ABSTRACT

The search for a parsimonious set of psychological treatment procedures that may be efficacious across the emotional disorders must necessarily begin with an understanding of how much these disorders overlap in terms of their occurrence and etiology. We know that disorders characterized by high levels of emotional dysregulation and inappropriate emotional responding, particularly anxiety and unipolar depressive disorders, are common. These disorders are also chronic and extremely costly, begin in late childhood and continue through adulthood, and tend to co-occur at high rates (Angold, Costello, & Erklani, 1999; Barlow, 2002; Kovacs & Devlin, 1998).

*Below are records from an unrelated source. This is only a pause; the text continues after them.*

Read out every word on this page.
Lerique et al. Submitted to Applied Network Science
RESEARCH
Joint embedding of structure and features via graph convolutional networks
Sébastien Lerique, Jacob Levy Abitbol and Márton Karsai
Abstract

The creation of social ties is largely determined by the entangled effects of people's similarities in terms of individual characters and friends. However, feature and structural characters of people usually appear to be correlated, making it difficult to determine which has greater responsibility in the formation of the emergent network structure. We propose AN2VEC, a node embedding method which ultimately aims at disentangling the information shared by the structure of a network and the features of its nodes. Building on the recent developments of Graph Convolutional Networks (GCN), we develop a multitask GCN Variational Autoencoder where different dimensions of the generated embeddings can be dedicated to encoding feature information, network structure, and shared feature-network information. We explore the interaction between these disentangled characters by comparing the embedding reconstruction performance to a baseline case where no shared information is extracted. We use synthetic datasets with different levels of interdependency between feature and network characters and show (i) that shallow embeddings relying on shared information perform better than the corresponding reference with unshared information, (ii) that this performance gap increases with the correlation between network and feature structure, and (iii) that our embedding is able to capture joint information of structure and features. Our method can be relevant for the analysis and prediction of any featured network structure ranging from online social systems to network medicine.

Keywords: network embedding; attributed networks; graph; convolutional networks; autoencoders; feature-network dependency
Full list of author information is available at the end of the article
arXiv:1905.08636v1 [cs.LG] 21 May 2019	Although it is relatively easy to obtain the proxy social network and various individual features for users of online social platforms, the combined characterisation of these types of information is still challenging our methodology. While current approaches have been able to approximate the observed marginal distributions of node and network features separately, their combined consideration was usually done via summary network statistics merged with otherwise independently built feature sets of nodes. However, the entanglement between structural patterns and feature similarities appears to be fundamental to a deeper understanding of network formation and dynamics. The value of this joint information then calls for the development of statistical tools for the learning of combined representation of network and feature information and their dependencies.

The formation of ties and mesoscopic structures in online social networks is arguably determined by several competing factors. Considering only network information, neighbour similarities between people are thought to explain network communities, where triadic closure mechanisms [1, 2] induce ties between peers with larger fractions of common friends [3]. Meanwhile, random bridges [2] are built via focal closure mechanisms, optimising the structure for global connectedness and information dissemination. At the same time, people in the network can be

As noted by Orvaschel, Lewinsohn, and Seeley (1995), experience of a childhood or adolescent anxiety disorder may not only predict the presentation of later anxiety symptomatology, it may also be associated with the development of a mood disorder. These authors found that roughly two-thirds (64.5%) of adolescents with a primary anxiety disorder diagnosis later developed a diagnosis of a depressive disorder. Similarly, rates of current and lifetime comorbidity between emotional disorders in adulthood are very high. Brown, Campbell, Lehman, Grisham, and Mancill (2001) indicate that of 1,127 patients carefully assessed for anxiety and depressive disorders using the Anxiety Disorders Interview Schedule for the DSM—IV, Lifetime Version (ADIS-IV-L, 1994), 55% presented with a principal mood or anxiety disorder and at least one additional mood or anxiety disorder at the time of assessment, even with conservative DSM—IV hierarchical diagnostic rules applied. When lifetime prevalence rates were calculated, this figure increased to 76% of patients experiencing an additional anxiety or mood disorder sometime in their lifespan (Brown et al., 2001).